Le nombre réel de morts de la 331e est probablement beaucoup plus élevé. Certains soldats sont originaires de villes situées en dehors de Kostroma, ce qui rend la recherche d'informations à leur sujet beaucoup plus difficile. Plusieurs soldats ont été portés disparus - certains d'entre eux pourraient compter parmi les morts.
Si l'on tient compte des blessés graves et des prisonniers, on peut raisonnablement penser que la guerre en Ukraine a coûté au régiment plusieurs centaines de soldats.
Ces pertes humaines ont suscité de nombreux commentaires à Kostroma, qui se trouve à environ 300 km au nord-est de Moscou et compte environ un quart de million d'habitants.
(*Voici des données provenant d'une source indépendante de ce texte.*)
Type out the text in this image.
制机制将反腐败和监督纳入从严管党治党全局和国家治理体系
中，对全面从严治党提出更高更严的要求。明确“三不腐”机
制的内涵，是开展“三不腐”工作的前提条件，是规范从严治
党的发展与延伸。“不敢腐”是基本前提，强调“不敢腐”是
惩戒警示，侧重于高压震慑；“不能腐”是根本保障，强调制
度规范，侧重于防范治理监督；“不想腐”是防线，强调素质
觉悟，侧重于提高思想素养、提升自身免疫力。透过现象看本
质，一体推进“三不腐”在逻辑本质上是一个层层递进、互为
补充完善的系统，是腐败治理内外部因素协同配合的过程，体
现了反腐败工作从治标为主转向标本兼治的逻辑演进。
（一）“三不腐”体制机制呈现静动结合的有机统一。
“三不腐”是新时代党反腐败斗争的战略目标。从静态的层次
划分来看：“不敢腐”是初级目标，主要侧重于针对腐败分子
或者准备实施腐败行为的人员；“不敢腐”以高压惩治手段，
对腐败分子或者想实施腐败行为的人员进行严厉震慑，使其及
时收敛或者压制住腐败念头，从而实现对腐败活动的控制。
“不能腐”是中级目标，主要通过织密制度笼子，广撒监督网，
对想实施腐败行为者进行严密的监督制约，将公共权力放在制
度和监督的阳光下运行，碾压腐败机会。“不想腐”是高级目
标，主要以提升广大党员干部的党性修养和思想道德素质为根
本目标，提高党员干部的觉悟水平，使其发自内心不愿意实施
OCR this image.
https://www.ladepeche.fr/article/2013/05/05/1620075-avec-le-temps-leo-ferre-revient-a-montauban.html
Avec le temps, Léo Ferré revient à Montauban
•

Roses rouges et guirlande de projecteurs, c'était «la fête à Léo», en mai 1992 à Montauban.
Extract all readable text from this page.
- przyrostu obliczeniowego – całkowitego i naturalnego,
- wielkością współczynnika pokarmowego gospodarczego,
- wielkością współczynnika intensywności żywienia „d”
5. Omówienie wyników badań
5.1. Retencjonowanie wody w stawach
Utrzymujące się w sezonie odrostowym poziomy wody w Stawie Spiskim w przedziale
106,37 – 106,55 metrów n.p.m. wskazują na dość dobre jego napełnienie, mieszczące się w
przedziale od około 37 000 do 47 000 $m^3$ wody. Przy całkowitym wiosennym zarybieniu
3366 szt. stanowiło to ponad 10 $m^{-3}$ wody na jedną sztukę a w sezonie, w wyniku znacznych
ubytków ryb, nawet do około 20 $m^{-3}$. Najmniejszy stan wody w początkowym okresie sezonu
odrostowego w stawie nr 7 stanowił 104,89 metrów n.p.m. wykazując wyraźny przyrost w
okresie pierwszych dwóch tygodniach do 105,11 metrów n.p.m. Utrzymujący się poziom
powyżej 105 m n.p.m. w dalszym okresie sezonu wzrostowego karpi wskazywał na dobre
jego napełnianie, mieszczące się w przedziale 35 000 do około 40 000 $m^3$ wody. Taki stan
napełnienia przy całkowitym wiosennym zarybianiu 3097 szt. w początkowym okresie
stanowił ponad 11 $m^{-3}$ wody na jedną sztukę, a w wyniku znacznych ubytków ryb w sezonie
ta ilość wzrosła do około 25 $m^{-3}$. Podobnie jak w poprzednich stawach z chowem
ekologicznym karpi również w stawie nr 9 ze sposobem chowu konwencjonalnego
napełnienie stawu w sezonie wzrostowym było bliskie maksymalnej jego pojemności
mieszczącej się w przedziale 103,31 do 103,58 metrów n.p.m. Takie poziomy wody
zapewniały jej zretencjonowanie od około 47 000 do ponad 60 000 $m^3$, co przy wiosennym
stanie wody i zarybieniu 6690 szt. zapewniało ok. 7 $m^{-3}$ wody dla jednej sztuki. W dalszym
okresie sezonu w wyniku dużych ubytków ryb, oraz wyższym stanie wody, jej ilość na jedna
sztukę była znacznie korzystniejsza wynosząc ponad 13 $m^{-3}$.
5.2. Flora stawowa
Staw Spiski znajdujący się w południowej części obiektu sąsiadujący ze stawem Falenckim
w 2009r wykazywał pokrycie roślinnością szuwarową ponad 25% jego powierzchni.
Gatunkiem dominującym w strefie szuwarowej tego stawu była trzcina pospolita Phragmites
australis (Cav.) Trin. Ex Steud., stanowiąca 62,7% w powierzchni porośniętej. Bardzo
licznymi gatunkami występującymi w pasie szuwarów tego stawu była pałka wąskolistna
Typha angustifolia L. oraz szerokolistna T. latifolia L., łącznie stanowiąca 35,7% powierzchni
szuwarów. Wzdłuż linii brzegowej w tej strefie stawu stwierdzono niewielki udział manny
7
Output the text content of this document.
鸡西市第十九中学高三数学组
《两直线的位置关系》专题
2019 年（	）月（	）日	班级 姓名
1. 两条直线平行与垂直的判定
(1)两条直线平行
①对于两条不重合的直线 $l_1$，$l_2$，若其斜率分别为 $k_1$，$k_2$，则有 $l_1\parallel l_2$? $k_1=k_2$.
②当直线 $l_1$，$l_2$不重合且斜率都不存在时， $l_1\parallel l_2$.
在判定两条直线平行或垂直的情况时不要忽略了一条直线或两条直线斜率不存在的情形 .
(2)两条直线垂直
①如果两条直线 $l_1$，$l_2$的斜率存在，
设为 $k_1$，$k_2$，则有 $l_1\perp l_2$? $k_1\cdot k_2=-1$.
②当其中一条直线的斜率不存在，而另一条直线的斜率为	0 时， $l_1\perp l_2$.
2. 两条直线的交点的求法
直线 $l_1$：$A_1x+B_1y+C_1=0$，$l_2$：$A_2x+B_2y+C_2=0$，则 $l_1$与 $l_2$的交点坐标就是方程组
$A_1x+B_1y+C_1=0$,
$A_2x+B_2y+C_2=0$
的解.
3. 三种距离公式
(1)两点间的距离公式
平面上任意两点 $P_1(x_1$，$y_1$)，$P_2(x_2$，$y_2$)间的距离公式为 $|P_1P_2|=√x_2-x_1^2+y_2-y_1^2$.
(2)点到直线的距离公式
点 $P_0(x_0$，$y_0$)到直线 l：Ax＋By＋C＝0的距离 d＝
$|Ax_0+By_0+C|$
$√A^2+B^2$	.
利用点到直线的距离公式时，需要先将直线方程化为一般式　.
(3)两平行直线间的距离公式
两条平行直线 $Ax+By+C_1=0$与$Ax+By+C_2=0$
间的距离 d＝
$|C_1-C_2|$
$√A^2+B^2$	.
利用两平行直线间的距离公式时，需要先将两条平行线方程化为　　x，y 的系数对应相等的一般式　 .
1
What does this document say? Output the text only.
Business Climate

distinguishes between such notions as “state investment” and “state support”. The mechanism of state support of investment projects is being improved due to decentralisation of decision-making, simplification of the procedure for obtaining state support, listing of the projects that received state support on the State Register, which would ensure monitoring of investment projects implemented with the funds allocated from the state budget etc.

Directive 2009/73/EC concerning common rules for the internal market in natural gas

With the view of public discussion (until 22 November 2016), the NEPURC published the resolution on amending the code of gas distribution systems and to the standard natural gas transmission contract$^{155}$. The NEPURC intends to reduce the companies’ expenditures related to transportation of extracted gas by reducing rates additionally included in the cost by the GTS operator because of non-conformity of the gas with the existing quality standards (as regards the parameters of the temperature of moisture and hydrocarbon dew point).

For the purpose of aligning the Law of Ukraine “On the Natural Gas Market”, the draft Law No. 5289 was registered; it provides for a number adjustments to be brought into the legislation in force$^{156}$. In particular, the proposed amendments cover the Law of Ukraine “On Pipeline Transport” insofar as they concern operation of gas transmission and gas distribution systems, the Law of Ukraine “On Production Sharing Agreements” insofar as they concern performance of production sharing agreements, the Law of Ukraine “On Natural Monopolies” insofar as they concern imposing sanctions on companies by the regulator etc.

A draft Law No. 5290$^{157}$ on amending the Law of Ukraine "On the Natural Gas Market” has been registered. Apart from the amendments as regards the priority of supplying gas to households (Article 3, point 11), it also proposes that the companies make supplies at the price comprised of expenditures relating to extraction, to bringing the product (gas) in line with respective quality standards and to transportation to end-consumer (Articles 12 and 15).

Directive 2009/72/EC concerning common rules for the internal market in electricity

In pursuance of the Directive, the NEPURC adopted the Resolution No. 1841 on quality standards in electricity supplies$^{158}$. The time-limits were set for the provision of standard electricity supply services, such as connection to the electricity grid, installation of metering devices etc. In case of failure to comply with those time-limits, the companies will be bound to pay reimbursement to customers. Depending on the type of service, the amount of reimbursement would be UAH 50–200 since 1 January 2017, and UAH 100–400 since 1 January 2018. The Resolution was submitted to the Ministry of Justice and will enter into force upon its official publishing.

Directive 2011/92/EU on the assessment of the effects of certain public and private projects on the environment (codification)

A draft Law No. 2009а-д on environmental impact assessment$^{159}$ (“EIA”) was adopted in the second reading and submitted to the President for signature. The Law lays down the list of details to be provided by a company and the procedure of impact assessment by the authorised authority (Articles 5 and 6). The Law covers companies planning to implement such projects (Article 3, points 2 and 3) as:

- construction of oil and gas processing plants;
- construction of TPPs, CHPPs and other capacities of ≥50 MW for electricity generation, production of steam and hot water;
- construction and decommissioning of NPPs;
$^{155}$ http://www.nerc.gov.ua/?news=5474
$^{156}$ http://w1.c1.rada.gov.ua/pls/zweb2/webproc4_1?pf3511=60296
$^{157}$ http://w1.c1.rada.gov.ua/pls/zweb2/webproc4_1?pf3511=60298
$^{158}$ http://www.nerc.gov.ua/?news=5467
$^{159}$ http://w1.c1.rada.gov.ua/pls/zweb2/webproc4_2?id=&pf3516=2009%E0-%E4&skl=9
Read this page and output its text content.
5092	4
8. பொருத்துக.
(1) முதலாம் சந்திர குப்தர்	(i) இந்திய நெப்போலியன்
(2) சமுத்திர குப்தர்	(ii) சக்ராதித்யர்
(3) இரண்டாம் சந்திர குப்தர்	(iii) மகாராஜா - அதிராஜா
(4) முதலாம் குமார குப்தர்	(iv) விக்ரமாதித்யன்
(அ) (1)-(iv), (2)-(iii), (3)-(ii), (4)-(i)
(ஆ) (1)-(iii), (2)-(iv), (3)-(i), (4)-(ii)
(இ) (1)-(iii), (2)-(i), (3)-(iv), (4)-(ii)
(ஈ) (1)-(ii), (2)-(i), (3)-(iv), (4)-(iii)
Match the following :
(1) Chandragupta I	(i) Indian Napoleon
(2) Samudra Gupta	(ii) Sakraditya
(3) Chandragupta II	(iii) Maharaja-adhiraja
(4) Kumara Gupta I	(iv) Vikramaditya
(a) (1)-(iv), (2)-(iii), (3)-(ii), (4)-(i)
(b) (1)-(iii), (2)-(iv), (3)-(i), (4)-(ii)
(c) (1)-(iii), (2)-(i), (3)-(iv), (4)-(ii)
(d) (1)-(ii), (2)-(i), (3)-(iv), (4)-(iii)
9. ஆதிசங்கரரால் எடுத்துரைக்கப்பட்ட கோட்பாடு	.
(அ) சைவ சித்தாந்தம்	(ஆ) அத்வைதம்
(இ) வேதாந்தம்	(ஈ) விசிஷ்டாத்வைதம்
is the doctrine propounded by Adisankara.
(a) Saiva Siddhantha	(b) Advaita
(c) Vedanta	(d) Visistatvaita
Un site web local a indiqué au printemps dernier que l'ensemble de la guerre soviéto-afghane, qui a duré neuf ans, avait coûté 56 soldats à la ville. Les lourdes pertes subies en Ukraine ont donné aux autorités locales une tâche difficile de gestion politique.
Sergey Sitnikov, le gouverneur de Kostroma nommé par le Kremlin, a été en première ligne pour tenter de convaincre la population que les soldats de la ville étaient correctement soutenus. Les visites du gouverneur Sitnikov dans les hôpitaux, les casernes et même sur le front ont été couvertes par la télévision locale.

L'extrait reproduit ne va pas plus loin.